Sean's "fiancé" was clearly struggling mightily not to laugh as he put an arm around Sean and helped him to his feet.
"Are you drunk, sir?" demanded the cop.
"No, Officer, I am not," Sean repeated with dignity and a sway. He felt light-headed, less from the effects of rising from his prone position than from the nearness of the spandex-clad bicycle messenger, who maintained a supportive hold on him. "I am, however, in love, for the first time in my life. It's an amazing feeling, let me tell you. I highly recommend it if you haven't tried it. You have no idea what you're missing."
A small crowd had gathered by now, and a smattering of applause broke out at the end of Sean's declaration. He bowed. The police officer wasn't impressed, however. "Is this guy annoying you?" he asked the young man.
"No, Officer, he is not," came the unhesitating reply. "Not in the least."
"If you say so." He sounded dubious. "But if you ask me, before tying the knot I'd highly recommend introducing yourselves to each other." Shaking his head, the cop stalked off.
"Wise words from one of New York's finest," Sean observed sagely. "I shall take his advice.
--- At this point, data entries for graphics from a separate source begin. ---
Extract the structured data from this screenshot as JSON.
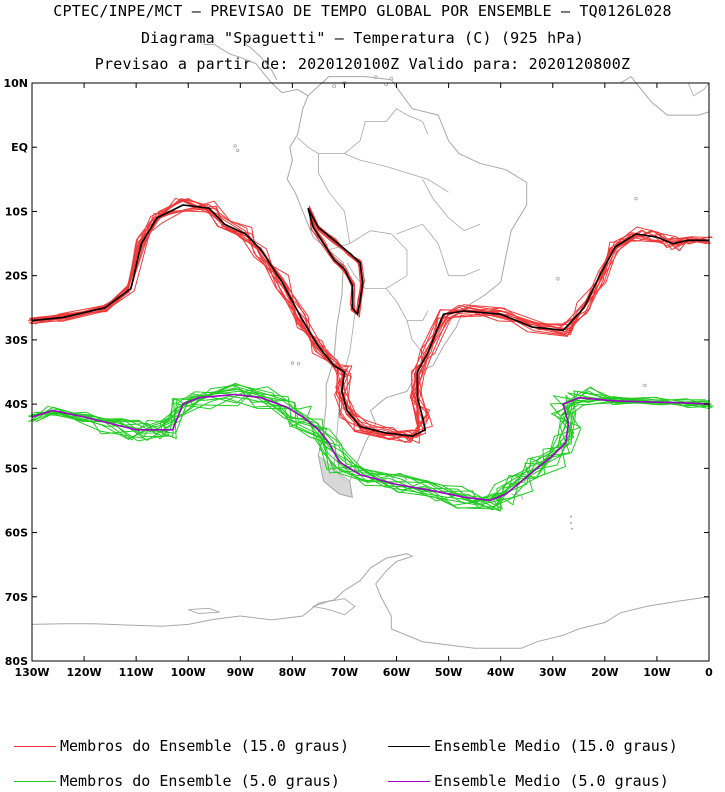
{
  "title": {
    "line1": "CPTEC/INPE/MCT – PREVISAO DE TEMPO GLOBAL POR ENSEMBLE – TQ0126L028",
    "line2": "Diagrama \"Spaguetti\" – Temperatura (C) (925 hPa)",
    "line3": "Previsao a partir de: 2020120100Z  Valido para: 2020120800Z"
  },
  "map": {
    "lon_range": [
      -130,
      0
    ],
    "lat_range": [
      -80,
      10
    ],
    "lat_ticks": [
      "10N",
      "EQ",
      "10S",
      "20S",
      "30S",
      "40S",
      "50S",
      "60S",
      "70S",
      "80S"
    ],
    "lon_ticks": [
      "130W",
      "120W",
      "110W",
      "100W",
      "90W",
      "80W",
      "70W",
      "60W",
      "50W",
      "40W",
      "30W",
      "20W",
      "10W",
      "0"
    ],
    "colors": {
      "members_15": "#ee3a3a",
      "mean_15": "#000000",
      "members_5": "#22cc22",
      "mean_5": "#a000c8",
      "coast": "#a8a8a8"
    },
    "mean_15_line": [
      [
        -130,
        -27
      ],
      [
        -124,
        -26.5
      ],
      [
        -116,
        -25
      ],
      [
        -111,
        -22
      ],
      [
        -109,
        -15
      ],
      [
        -106,
        -11
      ],
      [
        -101,
        -9
      ],
      [
        -96,
        -9.5
      ],
      [
        -93,
        -12
      ],
      [
        -89,
        -13.5
      ],
      [
        -86,
        -16
      ],
      [
        -82,
        -21
      ],
      [
        -78,
        -27
      ],
      [
        -75,
        -31
      ],
      [
        -72,
        -34
      ],
      [
        -70,
        -35
      ],
      [
        -70.5,
        -38
      ],
      [
        -69.5,
        -41
      ],
      [
        -67,
        -43.5
      ],
      [
        -62,
        -44.5
      ],
      [
        -57,
        -45
      ],
      [
        -54.5,
        -44
      ],
      [
        -55,
        -42
      ],
      [
        -56,
        -39
      ],
      [
        -56,
        -35
      ],
      [
        -54,
        -32
      ],
      [
        -51,
        -26
      ],
      [
        -47,
        -25.5
      ],
      [
        -40,
        -26
      ],
      [
        -34,
        -28
      ],
      [
        -28,
        -28.5
      ],
      [
        -24,
        -25
      ],
      [
        -21,
        -20
      ],
      [
        -18,
        -15.5
      ],
      [
        -14,
        -13.5
      ],
      [
        -10,
        -14
      ],
      [
        -7,
        -15
      ],
      [
        -4,
        -14.5
      ],
      [
        0,
        -14.5
      ]
    ],
    "mean_15_loop": [
      [
        -77,
        -9.5
      ],
      [
        -75,
        -12.5
      ],
      [
        -72,
        -14.5
      ],
      [
        -69,
        -16.5
      ],
      [
        -67,
        -18
      ],
      [
        -66.5,
        -21
      ],
      [
        -67,
        -24
      ],
      [
        -67.5,
        -26
      ],
      [
        -68.5,
        -25
      ],
      [
        -68.5,
        -21.5
      ],
      [
        -70,
        -19
      ],
      [
        -72,
        -17.5
      ],
      [
        -74,
        -15
      ],
      [
        -76,
        -12.5
      ],
      [
        -77,
        -9.5
      ]
    ],
    "mean_5_line": [
      [
        -130,
        -42
      ],
      [
        -126,
        -41
      ],
      [
        -120,
        -42
      ],
      [
        -115,
        -43
      ],
      [
        -110,
        -44
      ],
      [
        -106,
        -44
      ],
      [
        -103,
        -44
      ],
      [
        -101,
        -40
      ],
      [
        -98,
        -39
      ],
      [
        -91,
        -38.5
      ],
      [
        -86,
        -39
      ],
      [
        -81,
        -40.5
      ],
      [
        -78,
        -42
      ],
      [
        -75,
        -44
      ],
      [
        -73,
        -46
      ],
      [
        -71,
        -49
      ],
      [
        -67,
        -51
      ],
      [
        -60,
        -52.5
      ],
      [
        -53,
        -53.5
      ],
      [
        -47,
        -54.5
      ],
      [
        -42,
        -55
      ],
      [
        -39,
        -54
      ],
      [
        -36,
        -52
      ],
      [
        -33,
        -50
      ],
      [
        -30,
        -48
      ],
      [
        -27.5,
        -46
      ],
      [
        -27,
        -43
      ],
      [
        -28,
        -40
      ],
      [
        -25,
        -39
      ],
      [
        -18,
        -39.5
      ],
      [
        -10,
        -39.7
      ],
      [
        -5,
        -39.8
      ],
      [
        0,
        -40
      ]
    ]
  },
  "legend": [
    {
      "label": "Membros do Ensemble (15.0 graus)",
      "color": "#ee3a3a"
    },
    {
      "label": "Ensemble Medio (15.0 graus)",
      "color": "#000000"
    },
    {
      "label": "Membros do Ensemble (5.0 graus)",
      "color": "#22cc22"
    },
    {
      "label": "Ensemble Medio (5.0 graus)",
      "color": "#a000c8"
    }
  ]
}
Fiancé, allow me to introduce myself: Sean Astin, former - as of today - Wall Street mover and shaker, now freed from the soulless shackles of corporate servitude and entirely at your service." He held out his hand.
The young man took it. "Elijah Wood, current full time bicycle messenger, never encumbered by the soulless shackles of corporate servitude and entirely at your service."
They solemnly shook hands, although the contact set off enough sparks to light up the entire New York City skyline and a goodly section of New Jersey, too.
"So," Elijah went on, "what do you say we get some ice cream and go sit down by the lake. Maybe hit the zoo after?"
"We can start discussing plans for our wedding, and then I'll propose to you at the zoo. Do you want the sea lions or the polar bears to be witnesses?" Sean asked.
"Do you mind if it's the penguins instead? They're my favorites."
"Not in the least," Sean said agreeably. "I discover within myself a sudden passion for penguins, and I don't know how I could have failed to see that they'll make the perfect witnesses to my proposal of marriage."
Elijah lost his ongoing struggle not to laugh, and said, "You are completely, totally batshit crazy, Sean Astin, you know that, don't you?"
"I can't promise it won't continue, Elijah. You seem to have that effect on me."
"I didn't say I minded," Elijah softly replied. He was no longer laughing.
"Then gather up your belongings, oh Bicycle Messenger Mine. The ice cream stand, not to mention the planning and proposing, awaits."
Elijah went to retrieve his bicycle and messenger bag. As he did, Sean noticed with his peripheral vision that an enterprising soul had gone after his gold wristwatch and was now lifting it from the bushes. Their eyes met.
You want it back?
Sean shook his head emphatically. It's all yours, my friend, he thought.